The Solution: A Private-Pay Anti-Kickback Statute
In an effort to address the issue of patient brokering, EKRA makes it a federal crime (punishable by a fine of up to $200,000, imprisonment for up to 10 years, or both) to knowingly and willfully: (1) solicit or receive any remuneration in return for referring a patient to a recovery home, clinical treatment facility, or laboratory; or (2) pay or offer any remuneration either to induce such a referral or in exchange for an individual using the services of a recovery home, clinical treatment facility, or laboratory. This criminal prohibition is subject to seven statutory exceptions, including discounts passed along to the payers, wage payments that do not take into account the volume or value of referrals, payments under personal services and management agreements, and good-faith, non-routine waivers of copayments.
Since the insurance claims covered by EKRA do not involve submission of claims for payment to the federal government, it is not immediately clear that EKRA liability will give rise to liability under the False Claims Act, as the AKS does.
EKRA’s Ambiguities and Overbreadth
While practitioners familiar with the AKS will recognize many of the phrases and exceptions incorporated into EKRA, the language used to define the scope of this new private-payer liability leaves significant ambiguity with respect to prosecutors’ ability to charge providers. The statute applies to referrals to clinical treatment facilities, recovery homes, and laboratories even if the referral does not involve addiction treatment or recovery services. The statute’s applicability is only limited by the definitions of the phrases “clinical treatment facility,” “recovery home,” and “laboratory.” No other element of the statute limits its applicability to the context of addiction treatment and recovery services.
EKRA adopts the same definition for “laboratory” as the statute governing federal licensure of clinical laboratories. Under that definition, EKRA liability could extend to any clinical laboratory, regardless of whether the laboratory provides services related to addiction or recovery services. Similarly, because EKRA defines “clinical treatment facility” to include any entity that “provides detoxification, risk reduction, outpatient treatment and care, residential treatment, or rehabilitation for substance use,” any non-hospital medical provider that provides any type of addiction treatment or recovery services (even if only a very small part of their service offerings) may be subject to prosecution for payments to referral sources for private-pay patients, even if those payments do not relate to the provision of such services.

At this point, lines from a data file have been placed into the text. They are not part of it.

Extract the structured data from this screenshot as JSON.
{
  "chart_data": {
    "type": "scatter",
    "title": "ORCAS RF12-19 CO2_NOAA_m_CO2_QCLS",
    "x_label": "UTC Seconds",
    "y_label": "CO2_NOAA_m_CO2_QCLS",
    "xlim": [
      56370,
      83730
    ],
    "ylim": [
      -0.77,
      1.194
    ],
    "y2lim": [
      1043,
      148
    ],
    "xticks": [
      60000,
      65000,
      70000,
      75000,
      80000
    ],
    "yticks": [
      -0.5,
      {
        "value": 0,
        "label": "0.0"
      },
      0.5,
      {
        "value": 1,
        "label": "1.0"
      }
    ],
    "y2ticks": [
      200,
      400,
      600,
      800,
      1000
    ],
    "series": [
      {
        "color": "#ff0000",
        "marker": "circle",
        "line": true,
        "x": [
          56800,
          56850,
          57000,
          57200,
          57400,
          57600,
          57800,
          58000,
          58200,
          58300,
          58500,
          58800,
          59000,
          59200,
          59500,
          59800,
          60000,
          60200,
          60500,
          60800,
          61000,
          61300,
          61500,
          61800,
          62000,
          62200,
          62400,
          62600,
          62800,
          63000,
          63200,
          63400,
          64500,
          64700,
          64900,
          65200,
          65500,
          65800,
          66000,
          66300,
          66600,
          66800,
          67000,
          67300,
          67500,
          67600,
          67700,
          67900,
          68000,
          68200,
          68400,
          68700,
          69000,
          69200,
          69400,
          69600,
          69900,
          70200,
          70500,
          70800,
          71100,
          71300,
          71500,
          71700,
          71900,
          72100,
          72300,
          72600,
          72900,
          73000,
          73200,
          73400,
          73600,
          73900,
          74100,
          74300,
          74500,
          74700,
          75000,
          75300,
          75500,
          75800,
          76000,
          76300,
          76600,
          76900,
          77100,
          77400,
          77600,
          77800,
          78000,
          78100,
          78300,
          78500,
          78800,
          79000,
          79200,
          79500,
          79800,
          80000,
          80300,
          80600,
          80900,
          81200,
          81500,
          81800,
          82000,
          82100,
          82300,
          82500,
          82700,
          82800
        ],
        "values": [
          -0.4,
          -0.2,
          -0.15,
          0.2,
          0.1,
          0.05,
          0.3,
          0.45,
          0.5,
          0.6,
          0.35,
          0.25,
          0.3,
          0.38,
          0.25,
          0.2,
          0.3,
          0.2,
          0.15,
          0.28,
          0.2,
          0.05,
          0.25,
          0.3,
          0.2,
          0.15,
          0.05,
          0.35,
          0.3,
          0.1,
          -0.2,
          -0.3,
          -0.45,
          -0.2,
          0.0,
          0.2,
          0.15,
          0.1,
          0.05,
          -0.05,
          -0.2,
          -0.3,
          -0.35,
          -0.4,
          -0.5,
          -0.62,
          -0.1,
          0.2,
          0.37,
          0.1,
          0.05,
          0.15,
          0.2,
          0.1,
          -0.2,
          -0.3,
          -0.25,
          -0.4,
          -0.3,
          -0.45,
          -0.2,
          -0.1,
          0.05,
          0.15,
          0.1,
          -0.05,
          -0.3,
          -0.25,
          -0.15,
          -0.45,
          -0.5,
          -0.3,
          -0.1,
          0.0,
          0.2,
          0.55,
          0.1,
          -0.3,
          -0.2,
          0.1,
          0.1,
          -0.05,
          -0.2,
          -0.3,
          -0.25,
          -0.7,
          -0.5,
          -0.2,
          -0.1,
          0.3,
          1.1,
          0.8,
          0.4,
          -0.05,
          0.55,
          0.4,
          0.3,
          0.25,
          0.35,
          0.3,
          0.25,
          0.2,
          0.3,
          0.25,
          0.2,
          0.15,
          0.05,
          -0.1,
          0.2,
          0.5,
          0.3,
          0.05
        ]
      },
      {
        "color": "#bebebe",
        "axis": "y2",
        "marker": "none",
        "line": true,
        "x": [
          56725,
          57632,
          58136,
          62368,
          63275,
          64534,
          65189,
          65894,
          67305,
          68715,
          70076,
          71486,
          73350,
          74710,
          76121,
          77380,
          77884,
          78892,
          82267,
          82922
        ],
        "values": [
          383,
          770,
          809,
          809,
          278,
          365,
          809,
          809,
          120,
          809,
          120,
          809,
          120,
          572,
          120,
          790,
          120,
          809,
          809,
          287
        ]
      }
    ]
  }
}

At base, EKRA seeks to impose criminal liability for conduct similar to the conduct targeted by the AKS – that is, illicit schemes to pay or solicit payment for patient referrals – in the context of addiction treatment and recovery services. However, EKRA’s broad language may well permit federal prosecutors to bring charges based on remuneration provided in exchange for referral to any laboratory or any non-hospital provider who provides addiction treatment or recovery services, even if the referral does not involve addiction treatment and recovery services. Accordingly, entities or individuals providing such services (even as a minor part of their service offerings) as well as all clinical laboratories should evaluate their relationships and arrangements with all referral sources for private-pay patients to ensure that they do not involve any exchange of remuneration in exchange for patient referrals. While prosecutorial discretion may ultimately prevail or Congress may amend the statute so that it is more narrowly tailored to referrals for addiction treatment or recovery services, covered providers should guard against the risk of criminal liability until any such change is made.